Antonio Breschi, also known as Antóni O’Breskey (born in Florence, Italy 1950, with Argentine roots) is a composer, pianist and trumpet player, singer, writer, poet and music educator.
Oliver Sweeney, in the Irish music magazine Hot Press, wrote of him: “He is a genius whose music is without frontiers, and whose originality makes him one of the most innovative artists in the varied musical genres of today.”
As composer and pianist he is very original and eclectic, and he composed enormous varieties of music, creating a very personal style: “one of the most exciting sounds we have heard in years" (The 20th Queen Festival at Queen, Belfast 1981).
His compositions for cello and piano and for oboe and piano as well as his world music became soundtracks for films, television programs, theatre and ballets.
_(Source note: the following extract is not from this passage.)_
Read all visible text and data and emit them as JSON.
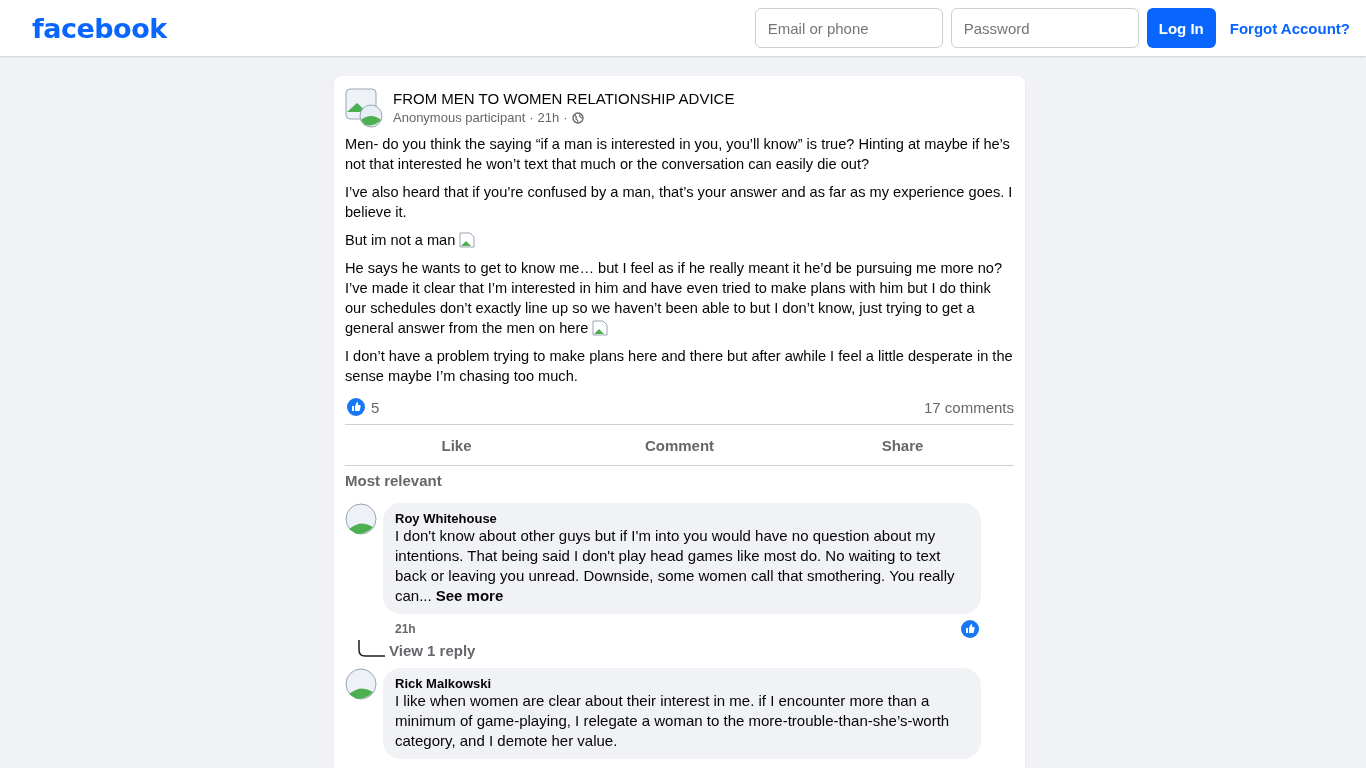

His album "Ode to Ireland" won the award for the best album of the year. His roots are classical music and jazz, but he began to explore many other ethnic traditions. He was also an anticipator of minimalism and many other styles:
“The categories of “World” and “New Age” music did not exist when Breschi began his trailblazing journey”.
He is also a jazz innovator introducing piano in a creative way, mixing Irish and Flamenco music together with blues. Later he did the same with the Italian Pizzica and Taranta traditional music. He also developed a new trumpet sound mixing Irish sean-nós and blues, as Harry Long describes in his music anthology: 
“Breschi’s unique approach [...] the playing is superb and his style successfully combines Irish traditional and blues styles”.
He has been breaking barriers among many different kinds of music, “yet he was the first to combine Flamenco, Basque, Arabic, Latin and Irish elements, his virtuoso jazz-styled piano uniting these traditions in remarkably original compositions.” With his work "Orekan: The Ethnic Symphony" he created a new “symphonic” concept bringing together piano (the top classical instrument which started the new “well tempered” system) with a vast variety of "not tempered” instruments, belonging to many different ethnic traditions.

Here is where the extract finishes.